3. Eric Hosmer – Royals

Hosmer was subject to a ton of hype before his May call-up for the Royals and did not disappoint. The 3rd overall pick of the 2008 draft is going to be challenging Fielder for positional supremacy for years to come. The only reason he isn’t ranked above Konerko is that 2012 will be his first full big-league season; an excellent first full big league season will push him over the top. Hosmer put up consistently outstanding numbers in his prolonged MLB coming out party, averaging a HR every 27.5 ABs (league average every 36.4), while contributing a .293/.334/.465 line with 19 HR and even swiping 14 bags. If Hosmer can walk a little more and maintain his excellent SO%, he should improve across the board in an increasingly potent Royals hitting lineup. Simply put, if Hosmer continues to develop at the same rate, the Royals will have an all-star caliber 1B who contributes in all 5 offensive categories for the foreseeable future.

4. Justin Morneau – Twins

Looking at Morneau’s career since his innocuous injury prior to the 2010 all-star break (a season in which he was putting up all-star caliber numbers) is a travesty. Since then Morneau managed just 69 big league games and has put up numbers not reflective of his huge talent. One more concussion related setback might call it a career for Morneau, who recently admitted ‘I don’t think there will be a career if this (concussion) is something I’m dealing with (for the long-term)’. That would be a real travesty.

There is no way to predict what Morneau will contribute to the Twins this season. In an ideal situation the Twins would get 120-130 games rotating Morneau between 1B and DH. If he ever manages a return to his typical career form his slash line, glove, excellent BB% and SO% make him one of the elite 1B in baseball.

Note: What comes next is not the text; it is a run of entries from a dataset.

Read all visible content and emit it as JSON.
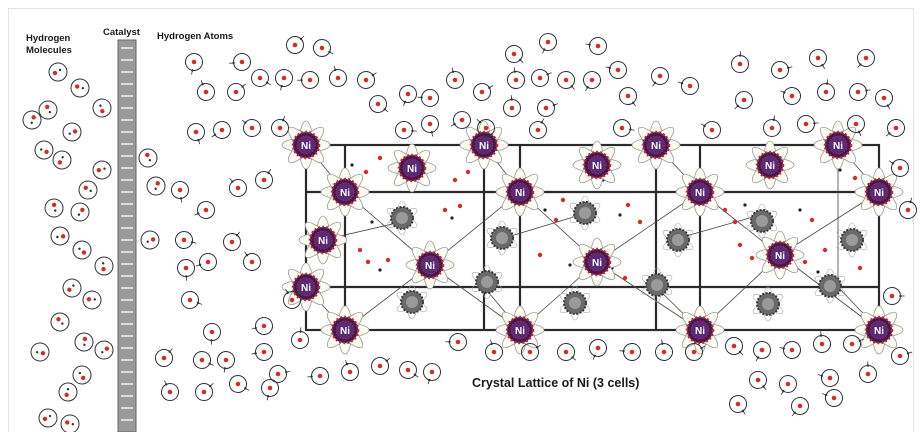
{
  "labels": {
    "hydrogen_molecules_line1": "Hydrogen",
    "hydrogen_molecules_line2": "Molecules",
    "catalyst": "Catalyst",
    "hydrogen_atoms": "Hydrogen Atoms",
    "lattice_caption": "Crystal Lattice of Ni (3 cells)",
    "nickel_symbol": "Ni"
  },
  "colors": {
    "nickel_core": "#3a1a57",
    "nickel_nucleus_dots": "#c0262b",
    "hydrogen_proton": "#d32a2a",
    "electron_orbit": "#333333",
    "lattice_line": "#2a2a2a",
    "catalyst_fill": "#9a9a9a",
    "interstitial_atom": "#6a6a6a"
  },
  "diagram": {
    "lattice_cells": 3,
    "element": "Ni"
  }
}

This spring is it for Morneau as question marks hang over not only his season, but his career in the game.

5. Casey Kotchman – Indians

The Indians brought in veteran journeyman Casey Kotchman this off-season coming off a one year stint with the Tampa Bay Rays to add depth at a position which belonged to Matt LaPorta in 2011. LaPorta and Kotchman will likely platoon at 1B this season with Santana also seeing some time to rest his body from catching. Kotchman had a good season with the Rays hitting .306 and getting on base at an excellent .378 clip over 148 games in Tampa Bay. Kotchman improved his SO rate and drew more walks in 2011, but above all else is the premier defensive 1B in the division, with an Rfield of 25 over 10 big league seasons. Indians fans can pick their poison at 1B – LaPorta with a little more pop, or Kotchman, defensively sound and a high OBP, either option is decidedly mediocre compared to the rest of the division.